As a society, we are becoming less and less tolerant of cigarette smoking and the effects that it has on others. Ohio’s Eighth District Court of Appeals considered a case wherein the tenant complained of cigarette smoke coming from the apartment below him which was occupied by the landlord. The tenant complained that the problem was so bad that he had to move out and sued to recover his security deposit back. The landlord counter argued that the problem was not that bad and that the tenant’s moving out was in improper breach of the lease entitling her to keep the security deposit.
The Trial Court granted the landlord summary judgment to the landlord and the tenant appealed. The Eighth District Court of Appeals ruled as follows:
Review of the affidavits attached to appellee’s motion to dismiss, or, in the alternative, motion for summary judgment and appellant’s opposition thereto, reveals the existence of general issues of material fact concerning the amount of smoke or noxious odors being transmitted into appellant’s rental unit. In appellee’s affidavit attached to her motion, she stated that the lease did not guarantee or warrant a smoke-free environment. Appellee also asserted that what minimal smoking was carried on in the building occurred in a separate and distinctly isolated portion of the building, which was not in close proximity to the portion occupied by appellant.

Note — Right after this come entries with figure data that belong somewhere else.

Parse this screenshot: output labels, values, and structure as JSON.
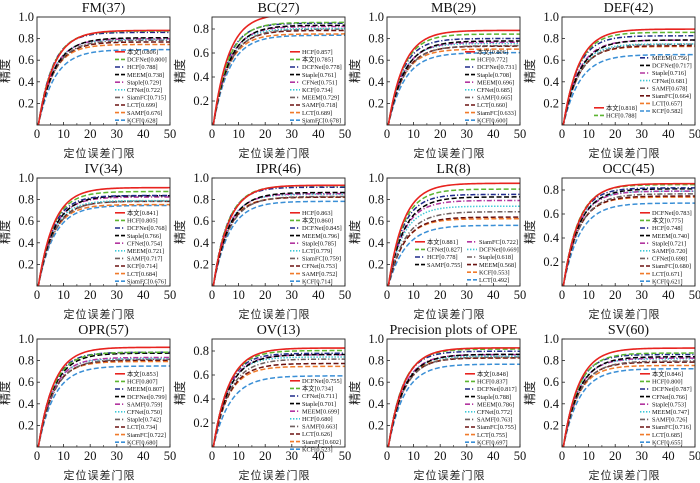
{
  "figure": {
    "xlabel": "定位误差门限",
    "ylabel": "精度"
  },
  "styles": {
    "colors": [
      "#e8231f",
      "#5cb531",
      "#1f2a8a",
      "#000000",
      "#b2359f",
      "#3cc7d6",
      "#6e5f5f",
      "#6b1210",
      "#f07a2a",
      "#3a8fd6"
    ],
    "dashes": [
      "solid",
      "dashed",
      "dash-dot",
      "dashed",
      "dash-dot",
      "dotted",
      "dash-dot",
      "dashed",
      "dashed",
      "dashed"
    ]
  },
  "chart_data": [
    {
      "type": "line",
      "title": "FM(37)",
      "xlabel": "定位误差门限",
      "ylabel": "精度",
      "xlim": [
        0,
        50
      ],
      "ylim": [
        0,
        1.0
      ],
      "xticks": [
        "0",
        "10",
        "20",
        "30",
        "40",
        "50"
      ],
      "yticks": [
        "0.2",
        "0.4",
        "0.6",
        "0.8",
        "1.0"
      ],
      "legend_position": "bottom-right",
      "series": [
        {
          "name": "本文",
          "score": 0.806
        },
        {
          "name": "DCFNet",
          "score": 0.8
        },
        {
          "name": "HCF",
          "score": 0.788
        },
        {
          "name": "MEEM",
          "score": 0.738
        },
        {
          "name": "Staple",
          "score": 0.729
        },
        {
          "name": "CFNet",
          "score": 0.722
        },
        {
          "name": "SiamFC",
          "score": 0.715
        },
        {
          "name": "LCT",
          "score": 0.699
        },
        {
          "name": "SAMF",
          "score": 0.676
        },
        {
          "name": "KCF",
          "score": 0.628
        }
      ]
    },
    {
      "type": "line",
      "title": "BC(27)",
      "xlabel": "定位误差门限",
      "ylabel": "精度",
      "xlim": [
        0,
        50
      ],
      "ylim": [
        0,
        0.9
      ],
      "xticks": [
        "0",
        "10",
        "20",
        "30",
        "40",
        "50"
      ],
      "yticks": [
        "0.2",
        "0.4",
        "0.6",
        "0.8"
      ],
      "legend_position": "bottom-right",
      "series": [
        {
          "name": "HCF",
          "score": 0.857
        },
        {
          "name": "本文",
          "score": 0.785
        },
        {
          "name": "DCFNet",
          "score": 0.778
        },
        {
          "name": "Staple",
          "score": 0.761
        },
        {
          "name": "CFNet",
          "score": 0.751
        },
        {
          "name": "KCF",
          "score": 0.734
        },
        {
          "name": "MEEM",
          "score": 0.729
        },
        {
          "name": "SAMF",
          "score": 0.718
        },
        {
          "name": "LCT",
          "score": 0.689
        },
        {
          "name": "SiamFC",
          "score": 0.678
        }
      ]
    },
    {
      "type": "line",
      "title": "MB(29)",
      "xlabel": "定位误差门限",
      "ylabel": "精度",
      "xlim": [
        0,
        50
      ],
      "ylim": [
        0,
        1.0
      ],
      "xticks": [
        "0",
        "10",
        "20",
        "30",
        "40",
        "50"
      ],
      "yticks": [
        "0.2",
        "0.4",
        "0.6",
        "0.8",
        "1.0"
      ],
      "legend_position": "bottom-right",
      "series": [
        {
          "name": "本文",
          "score": 0.806
        },
        {
          "name": "HCF",
          "score": 0.772
        },
        {
          "name": "DCFNet",
          "score": 0.731
        },
        {
          "name": "Staple",
          "score": 0.708
        },
        {
          "name": "MEEM",
          "score": 0.696
        },
        {
          "name": "CFNet",
          "score": 0.685
        },
        {
          "name": "SAMF",
          "score": 0.665
        },
        {
          "name": "LCT",
          "score": 0.66
        },
        {
          "name": "SiamFC",
          "score": 0.633
        },
        {
          "name": "KCF",
          "score": 0.6
        }
      ]
    },
    {
      "type": "line",
      "title": "DEF(42)",
      "xlabel": "定位误差门限",
      "ylabel": "精度",
      "xlim": [
        0,
        50
      ],
      "ylim": [
        0,
        1.0
      ],
      "xticks": [
        "0",
        "10",
        "20",
        "30",
        "40",
        "50"
      ],
      "yticks": [
        "0.2",
        "0.4",
        "0.6",
        "0.8",
        "1.0"
      ],
      "legend_position": "bottom-right-two-column",
      "series": [
        {
          "name": "本文",
          "score": 0.818
        },
        {
          "name": "HCF",
          "score": 0.788
        },
        {
          "name": "MEEM",
          "score": 0.756
        },
        {
          "name": "DCFNet",
          "score": 0.717
        },
        {
          "name": "Staple",
          "score": 0.716
        },
        {
          "name": "CFNet",
          "score": 0.681
        },
        {
          "name": "SAMF",
          "score": 0.678
        },
        {
          "name": "SiamFC",
          "score": 0.664
        },
        {
          "name": "LCT",
          "score": 0.657
        },
        {
          "name": "KCF",
          "score": 0.582
        }
      ]
    },
    {
      "type": "line",
      "title": "IV(34)",
      "xlabel": "定位误差门限",
      "ylabel": "精度",
      "xlim": [
        0,
        50
      ],
      "ylim": [
        0,
        1.0
      ],
      "xticks": [
        "0",
        "10",
        "20",
        "30",
        "40",
        "50"
      ],
      "yticks": [
        "0.2",
        "0.4",
        "0.6",
        "0.8",
        "1.0"
      ],
      "legend_position": "bottom-right",
      "series": [
        {
          "name": "本文",
          "score": 0.841
        },
        {
          "name": "HCF",
          "score": 0.805
        },
        {
          "name": "DCFNet",
          "score": 0.768
        },
        {
          "name": "Staple",
          "score": 0.766
        },
        {
          "name": "CFNet",
          "score": 0.754
        },
        {
          "name": "MEEM",
          "score": 0.721
        },
        {
          "name": "SAMF",
          "score": 0.717
        },
        {
          "name": "KCF",
          "score": 0.714
        },
        {
          "name": "LCT",
          "score": 0.684
        },
        {
          "name": "SiamFC",
          "score": 0.676
        }
      ]
    },
    {
      "type": "line",
      "title": "IPR(46)",
      "xlabel": "定位误差门限",
      "ylabel": "精度",
      "xlim": [
        0,
        50
      ],
      "ylim": [
        0,
        1.0
      ],
      "xticks": [
        "0",
        "10",
        "20",
        "30",
        "40",
        "50"
      ],
      "yticks": [
        "0.2",
        "0.4",
        "0.6",
        "0.8",
        "1.0"
      ],
      "legend_position": "bottom-right",
      "series": [
        {
          "name": "HCF",
          "score": 0.863
        },
        {
          "name": "本文",
          "score": 0.86
        },
        {
          "name": "DCFNet",
          "score": 0.845
        },
        {
          "name": "MEEM",
          "score": 0.796
        },
        {
          "name": "Staple",
          "score": 0.785
        },
        {
          "name": "LCT",
          "score": 0.779
        },
        {
          "name": "SiamFC",
          "score": 0.759
        },
        {
          "name": "CFNet",
          "score": 0.753
        },
        {
          "name": "SAMF",
          "score": 0.752
        },
        {
          "name": "KCF",
          "score": 0.714
        }
      ]
    },
    {
      "type": "line",
      "title": "LR(8)",
      "xlabel": "定位误差门限",
      "ylabel": "精度",
      "xlim": [
        0,
        50
      ],
      "ylim": [
        0,
        1.0
      ],
      "xticks": [
        "0",
        "10",
        "20",
        "30",
        "40",
        "50"
      ],
      "yticks": [
        "0.2",
        "0.4",
        "0.6",
        "0.8",
        "1.0"
      ],
      "legend_position": "bottom-two-column",
      "series": [
        {
          "name": "本文",
          "score": 0.881
        },
        {
          "name": "CFNet",
          "score": 0.827
        },
        {
          "name": "HCF",
          "score": 0.778
        },
        {
          "name": "SAMF",
          "score": 0.755
        },
        {
          "name": "SiamFC",
          "score": 0.722
        },
        {
          "name": "DCFNet",
          "score": 0.669
        },
        {
          "name": "Staple",
          "score": 0.618
        },
        {
          "name": "MEEM",
          "score": 0.568
        },
        {
          "name": "KCF",
          "score": 0.553
        },
        {
          "name": "LCT",
          "score": 0.492
        }
      ]
    },
    {
      "type": "line",
      "title": "OCC(45)",
      "xlabel": "定位误差门限",
      "ylabel": "精度",
      "xlim": [
        0,
        50
      ],
      "ylim": [
        0,
        0.9
      ],
      "xticks": [
        "0",
        "10",
        "20",
        "30",
        "40",
        "50"
      ],
      "yticks": [
        "0.2",
        "0.4",
        "0.6",
        "0.8"
      ],
      "legend_position": "bottom-right",
      "series": [
        {
          "name": "DCFNet",
          "score": 0.783
        },
        {
          "name": "本文",
          "score": 0.775
        },
        {
          "name": "HCF",
          "score": 0.748
        },
        {
          "name": "MEEM",
          "score": 0.74
        },
        {
          "name": "Staple",
          "score": 0.721
        },
        {
          "name": "SAMF",
          "score": 0.72
        },
        {
          "name": "CFNet",
          "score": 0.698
        },
        {
          "name": "SiamFC",
          "score": 0.68
        },
        {
          "name": "LCT",
          "score": 0.671
        },
        {
          "name": "KCF",
          "score": 0.621
        }
      ]
    },
    {
      "type": "line",
      "title": "OPR(57)",
      "xlabel": "定位误差门限",
      "ylabel": "精度",
      "xlim": [
        0,
        50
      ],
      "ylim": [
        0,
        1.0
      ],
      "xticks": [
        "0",
        "10",
        "20",
        "30",
        "40",
        "50"
      ],
      "yticks": [
        "0.2",
        "0.4",
        "0.6",
        "0.8",
        "1.0"
      ],
      "legend_position": "bottom-right",
      "series": [
        {
          "name": "本文",
          "score": 0.853
        },
        {
          "name": "HCF",
          "score": 0.807
        },
        {
          "name": "MEEM",
          "score": 0.807
        },
        {
          "name": "DCFNet",
          "score": 0.799
        },
        {
          "name": "SAMF",
          "score": 0.759
        },
        {
          "name": "CFNet",
          "score": 0.75
        },
        {
          "name": "Staple",
          "score": 0.742
        },
        {
          "name": "LCT",
          "score": 0.734
        },
        {
          "name": "SiamFC",
          "score": 0.722
        },
        {
          "name": "KCF",
          "score": 0.68
        }
      ]
    },
    {
      "type": "line",
      "title": "OV(13)",
      "xlabel": "定位误差门限",
      "ylabel": "精度",
      "xlim": [
        0,
        50
      ],
      "ylim": [
        0,
        0.9
      ],
      "xticks": [
        "0",
        "10",
        "20",
        "30",
        "40",
        "50"
      ],
      "yticks": [
        "0.2",
        "0.4",
        "0.6",
        "0.8"
      ],
      "legend_position": "right",
      "series": [
        {
          "name": "DCFNet",
          "score": 0.755
        },
        {
          "name": "本文",
          "score": 0.734
        },
        {
          "name": "CFNet",
          "score": 0.711
        },
        {
          "name": "Staple",
          "score": 0.701
        },
        {
          "name": "MEEM",
          "score": 0.699
        },
        {
          "name": "HCF",
          "score": 0.68
        },
        {
          "name": "SAMF",
          "score": 0.663
        },
        {
          "name": "LCT",
          "score": 0.626
        },
        {
          "name": "SiamFC",
          "score": 0.602
        },
        {
          "name": "KCF",
          "score": 0.523
        }
      ]
    },
    {
      "type": "line",
      "title": "Precision plots of OPE",
      "xlabel": "定位误差门限",
      "ylabel": "精度",
      "xlim": [
        0,
        50
      ],
      "ylim": [
        0,
        1.0
      ],
      "xticks": [
        "0",
        "10",
        "20",
        "30",
        "40",
        "50"
      ],
      "yticks": [
        "0.2",
        "0.4",
        "0.6",
        "0.8",
        "1.0"
      ],
      "legend_position": "bottom-right",
      "series": [
        {
          "name": "本文",
          "score": 0.848
        },
        {
          "name": "HCF",
          "score": 0.837
        },
        {
          "name": "DCFNet",
          "score": 0.817
        },
        {
          "name": "Staple",
          "score": 0.788
        },
        {
          "name": "MEEM",
          "score": 0.786
        },
        {
          "name": "CFNet",
          "score": 0.772
        },
        {
          "name": "SAMF",
          "score": 0.763
        },
        {
          "name": "SiamFC",
          "score": 0.755
        },
        {
          "name": "LCT",
          "score": 0.755
        },
        {
          "name": "KCF",
          "score": 0.697
        }
      ]
    },
    {
      "type": "line",
      "title": "SV(60)",
      "xlabel": "定位误差门限",
      "ylabel": "精度",
      "xlim": [
        0,
        50
      ],
      "ylim": [
        0,
        1.0
      ],
      "xticks": [
        "0",
        "10",
        "20",
        "30",
        "40",
        "50"
      ],
      "yticks": [
        "0.2",
        "0.4",
        "0.6",
        "0.8",
        "1.0"
      ],
      "legend_position": "bottom-right",
      "series": [
        {
          "name": "本文",
          "score": 0.846
        },
        {
          "name": "HCF",
          "score": 0.8
        },
        {
          "name": "DCFNet",
          "score": 0.787
        },
        {
          "name": "CFNet",
          "score": 0.766
        },
        {
          "name": "Staple",
          "score": 0.753
        },
        {
          "name": "MEEM",
          "score": 0.747
        },
        {
          "name": "SAMF",
          "score": 0.726
        },
        {
          "name": "SiamFC",
          "score": 0.716
        },
        {
          "name": "LCT",
          "score": 0.685
        },
        {
          "name": "KCF",
          "score": 0.655
        }
      ]
    }
  ]
}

In appellant’s affidavit attached to his opposition to appellee’s motion, he stated that it was not until the week of December 31, 1991 that cigarette smoke was accumulating and becoming more and more objectionable. Appellant also asserted it was during that week that he began feeling the negative impact the smoke was having on his health. Further, appellant denied being hypersensitive to cigarette smoke.
By construing the evidence in the light most favorable to appellant, as we are required to do, we find that reasonable minds could come to different conclusions concerning whether the condition of appellant’s rental unit, i.e., the smoke, was sufficient to constitute a breach of the covenant of quiet enjoyment or a breach of any of the landlord’s duties contained in R.C. 5321.04. In our opinion, final determination of the instant case should thus be delayed pending further factual development at trial.
Accordingly, the trial court’s decision granting summary judgment in favor of the appellee is reversed and the cause is remanded for further proceedings.
Dworkin v. Paley (1994), 93 Ohio App. 3d 383.
So the Eighth District Court of Appeals found that whether or not the landlord’s smoking was serious enough to be a breach of the landlord’s duties to the tenant was a question of fact that would have to be decided by the jury.